Meaning of variables
| Variable | What it means |
|---|---|
| BMR | Calories burned at rest each day |
| TDEE | Estimated total calories burned per day |
| Deficit | How many calories per day you eat under TDEE |
| Weekly pace | Estimated weight change per week |
| Timeline | Estimated weeks to reach your goal |
How to use the calculator results
Use the daily calorie target as a starting point, not a permanent contract. If your average weekly weight doesn’t move in the expected direction after 2–3 weeks, adjust by 100–200 calories per day.
Also track more than the scale. Energy, sleep, and hunger matter. A deficit that feels too hard often leads to rebound overeating.
Practical examples
Example 1: Moderate deficit for steady progress
Sam is 30 years old, 5’9″ (175 cm), and 200 lb (91 kg). He chooses moderately active and a moderate deficit. The calculator estimates a daily calorie target and a timeline that supports a steady weekly pace.
If Sam loses faster than expected, he can slightly increase calories to improve adherence. If he loses slower, he can reduce calories modestly.
Example 2: Aggressive deficit with a clear goal
Priya is 42, 5’4″ (163 cm), and 170 lb (77 kg) aiming for 150 lb (68 kg). She selects an aggressive deficit to shorten the timeline. The calculator shows the expected weeks and weekly loss rate so she can decide if the plan is realistic.
Priya should watch for fatigue and cravings. If those rise, switching to a moderate deficit can improve long-term success.
Safety and realism notes
- Don’t chase rapid loss blindly. Faster deficits can increase muscle loss if protein and strength training are missing.
- Prefer consistency over perfection. A small deficit you can maintain beats a large deficit you abandon.
- Consider medical guidance. If you have a medical condition, are pregnant, or take medications that affect weight, consult a clinician.
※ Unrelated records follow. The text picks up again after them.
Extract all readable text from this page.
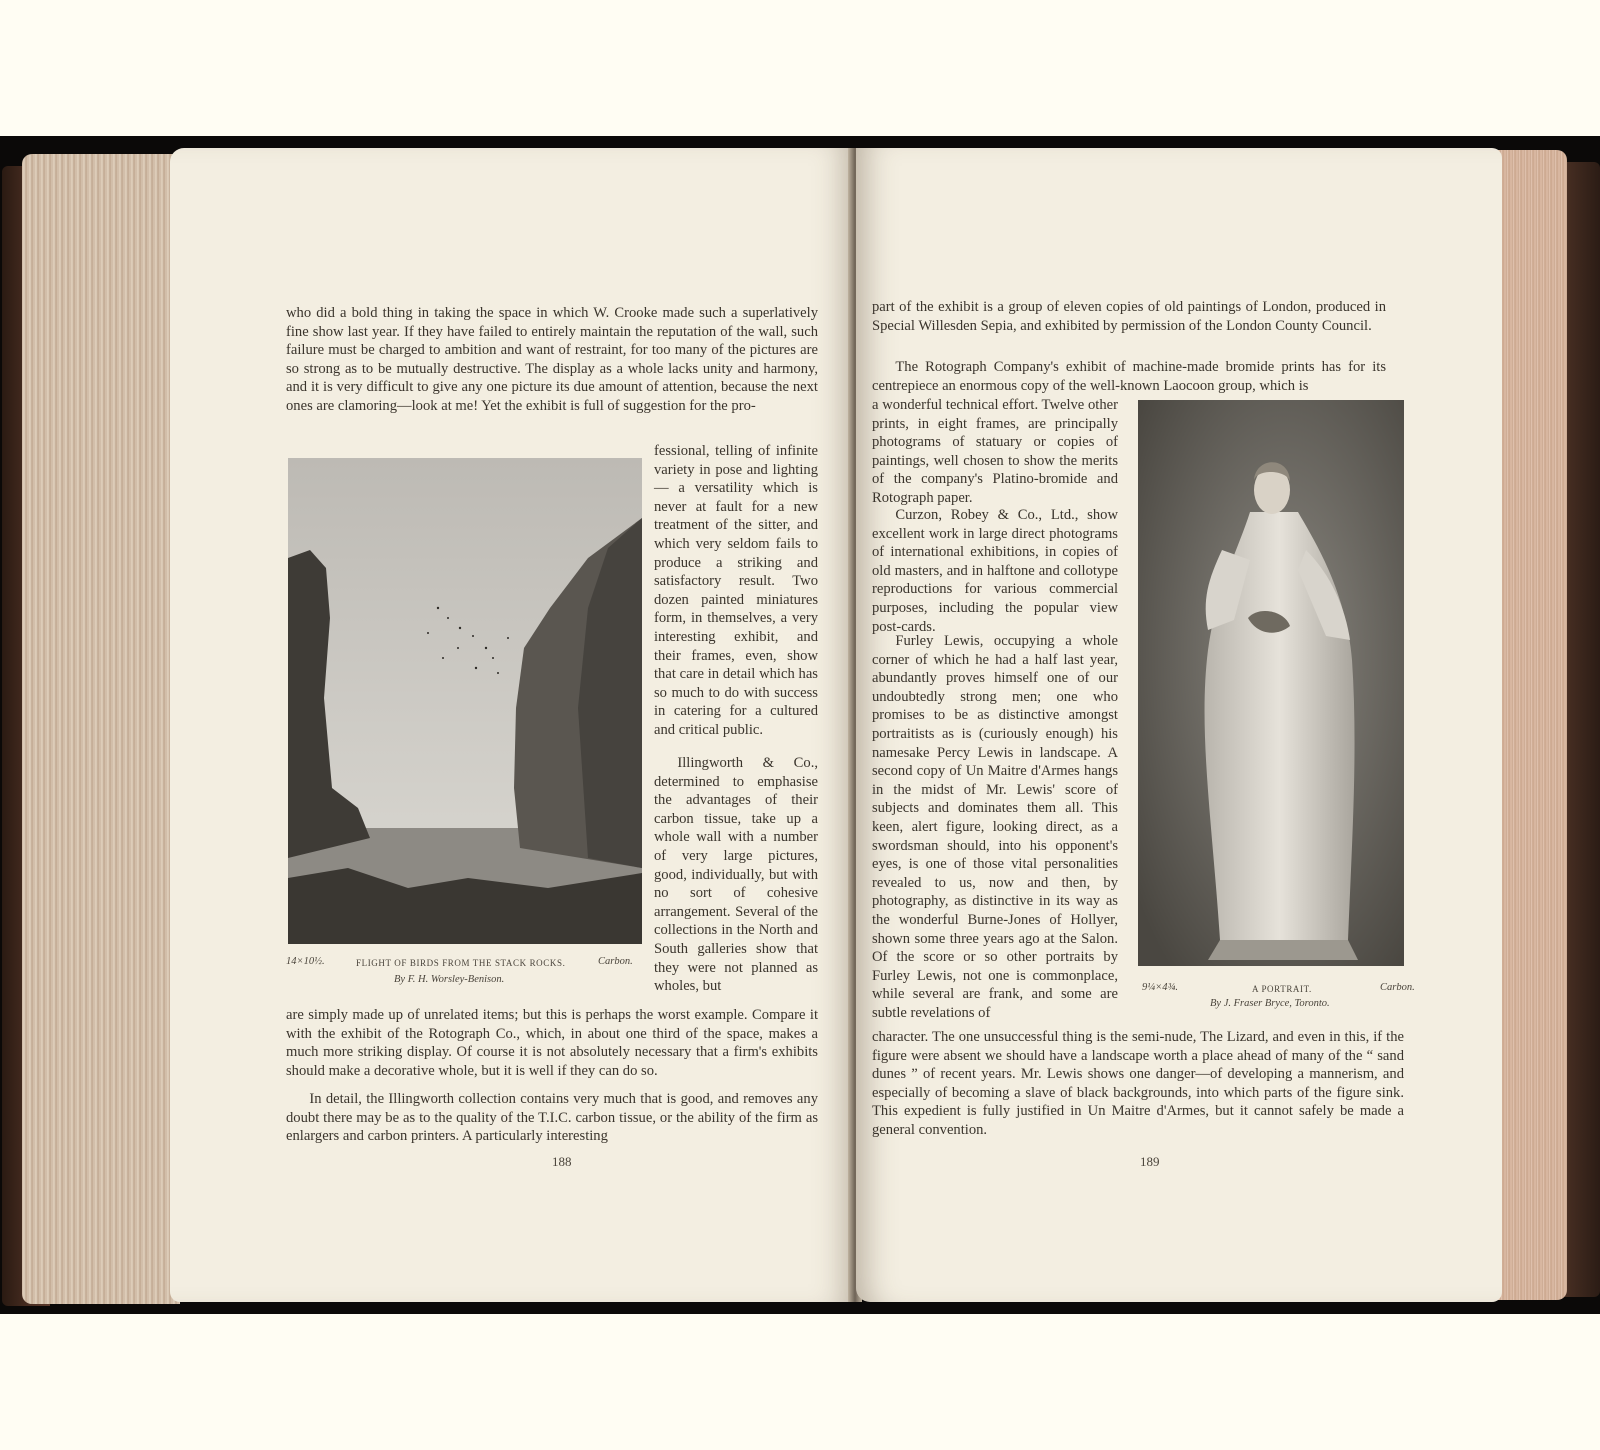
who did a bold thing in taking the space in which W. Crooke made such a superlatively fine show last year. If they have failed to entirely maintain the reputation of the wall, such failure must be charged to ambition and want of restraint, for too many of the pictures are so strong as to be mutually destructive. The display as a whole lacks unity and harmony, and it is very difficult to give any one picture its due amount of attention, because the next ones are clamoring—look at me! Yet the exhibit is full of suggestion for the pro-
14×10½.	FLIGHT OF BIRDS FROM THE STACK ROCKS.	Carbon.
By F. H. Worsley-Benison.
fessional, telling of infinite variety in pose and lighting — a versatility which is never at fault for a new treatment of the sitter, and which very seldom fails to produce a striking and satisfactory result. Two dozen painted miniatures form, in themselves, a very interesting exhibit, and their frames, even, show that care in detail which has so much to do with success in catering for a cultured and critical public.
Illingworth & Co., determined to emphasise the advantages of their carbon tissue, take up a whole wall with a number of very large pictures, good, individually, but with no sort of cohesive arrangement. Several of the collections in the North and South galleries show that they were not planned as wholes, but
are simply made up of unrelated items; but this is perhaps the worst example. Compare it with the exhibit of the Rotograph Co., which, in about one third of the space, makes a much more striking display. Of course it is not absolutely necessary that a firm's exhibits should make a decorative whole, but it is well if they can do so.
In detail, the Illingworth collection contains very much that is good, and removes any doubt there may be as to the quality of the T.I.C. carbon tissue, or the ability of the firm as enlargers and carbon printers. A particularly interesting
188
part of the exhibit is a group of eleven copies of old paintings of London, produced in Special Willesden Sepia, and exhibited by permission of the London County Council.
The Rotograph Company's exhibit of machine-made bromide prints has for its centrepiece an enormous copy of the well-known Laocoon group, which is
a wonderful technical effort. Twelve other prints, in eight frames, are principally photograms of statuary or copies of paintings, well chosen to show the merits of the company's Platino-bromide and Rotograph paper.
Curzon, Robey & Co., Ltd., show excellent work in large direct photograms of international exhibitions, in copies of old masters, and in halftone and collotype reproductions for various commercial purposes, including the popular view post-cards.
Furley Lewis, occupying a whole corner of which he had a half last year, abundantly proves himself one of our undoubtedly strong men; one who promises to be as distinctive amongst portraitists as is (curiously enough) his namesake Percy Lewis in landscape. A second copy of Un Maitre d'Armes hangs in the midst of Mr. Lewis' score of subjects and dominates them all. This keen, alert figure, looking direct, as a swordsman should, into his opponent's eyes, is one of those vital personalities revealed to us, now and then, by photography, as distinctive in its way as the wonderful Burne-Jones of Hollyer, shown some three years ago at the Salon. Of the score or so other portraits by Furley Lewis, not one is commonplace, while several are frank, and some are subtle revelations of
9¼×4¾.	A PORTRAIT.	Carbon.
By J. Fraser Bryce, Toronto.
character. The one unsuccessful thing is the semi-nude, The Lizard, and even in this, if the figure were absent we should have a landscape worth a place ahead of many of the “ sand dunes ” of recent years. Mr. Lewis shows one danger—of developing a mannerism, and especially of becoming a slave of black backgrounds, into which parts of the figure sink. This expedient is fully justified in Un Maitre d'Armes, but it cannot safely be made a general convention.
189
Frequently Asked Questions
How accurate is a Weight Loss Calculator?
No calculator can predict your exact outcome because metabolism, hormones, and water retention vary. This one estimates your calorie target using standard equations and an energy balance approximation. Use it to plan and adjust based on your real weekly average weight over 2–3 weeks.
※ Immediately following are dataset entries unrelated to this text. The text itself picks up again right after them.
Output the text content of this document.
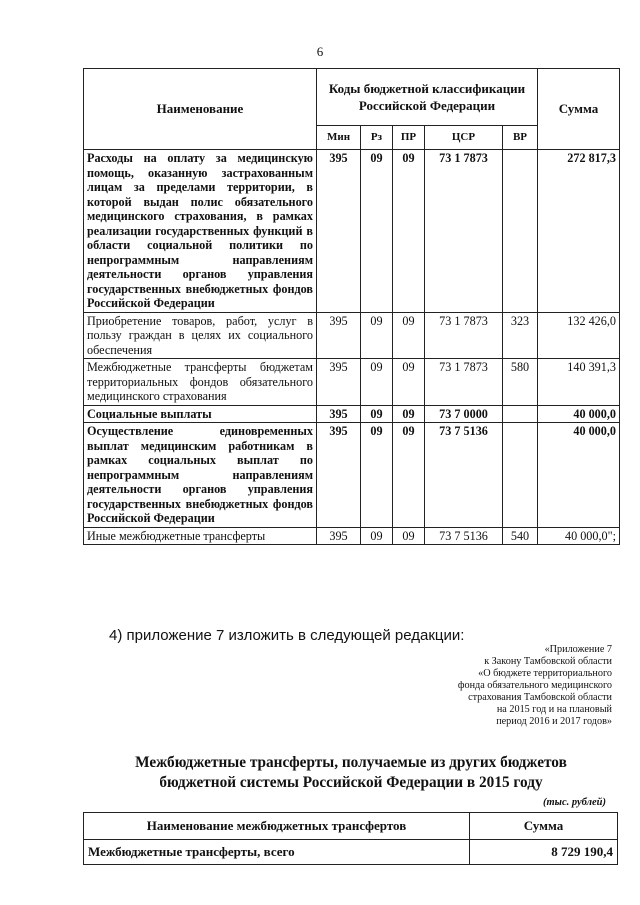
6
Наименование	Коды бюджетной классификации Российской Федерации					Сумма
	Мин	Рз	ПР	ЦСР	ВР	
Расходы на оплату за медицинскую помощь, оказанную застрахованным лицам за пределами территории, в которой выдан полис обязательного медицинского страхования, в рамках реализации государственных функций в области социальной политики по непрограммным направлениям деятельности органов управления государственных внебюджетных фондов Российской Федерации	395	09	09	73 1 7873		272 817,3
Приобретение товаров, работ, услуг в пользу граждан в целях их социального обеспечения	395	09	09	73 1 7873	323	132 426,0
Межбюджетные трансферты бюджетам территориальных фондов обязательного медицинского страхования	395	09	09	73 1 7873	580	140 391,3
Социальные выплаты	395	09	09	73 7 0000		40 000,0
Осуществление единовременных выплат медицинским работникам в рамках социальных выплат по непрограммным направлениям деятельности органов управления государственных внебюджетных фондов Российской Федерации	395	09	09	73 7 5136		40 000,0
Иные межбюджетные трансферты	395	09	09	73 7 5136	540	40 000,0";
4) приложение 7 изложить в следующей редакции:
«Приложение 7
к Закону Тамбовской области
«О бюджете территориального
фонда обязательного медицинского
страхования Тамбовской области
на 2015 год и на плановый
период 2016 и 2017 годов»
Межбюджетные трансферты, получаемые из других бюджетов
бюджетной системы Российской Федерации в 2015 году
(тыс. рублей)
Наименование межбюджетных трансфертов	Сумма
Межбюджетные трансферты, всего	8 729 190,4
What calorie deficit should I choose for fat loss?
A moderate deficit is often the best balance of results and adherence. Many people start around 250–500 calories per day, targeting roughly 0.25 kg or 0.5 lb per week. If progress stalls, adjust gradually rather than cutting too aggressively.
Why does my weight sometimes go up even when I’m dieting?
Scale weight can rise due to water retention, salt intake, stress, and changes in training volume. Carbohydrates refill muscle glycogen and bring extra water. Look at your average weight over 7–14 days, not day-to-day fluctuations.
Should I eat back exercise calories?
It depends on your goal and consistency. If you add exercise but keep the same calorie target, you may lose faster than planned. Many people either (1) keep calories fixed and let the deficit grow, or (2) track weekly averages and adjust.
How long will it take to reach my goal weight?
The timeline comes from your chosen deficit and the calories-to-weight conversion. Your real pace can differ because your daily burn changes as you lose weight and because of water shifts. Treat the estimate as a planning range, then refine after your first few weeks.
Next steps: make the plan work in real life
Set your daily calorie target, then focus on execution. Prioritize protein, fiber-rich foods, and regular movement. If you want faster results, increase activity first, then fine-tune calories.
Use your progress as feedback: adjust once your weekly average weight clearly trends up or down from the expected pace.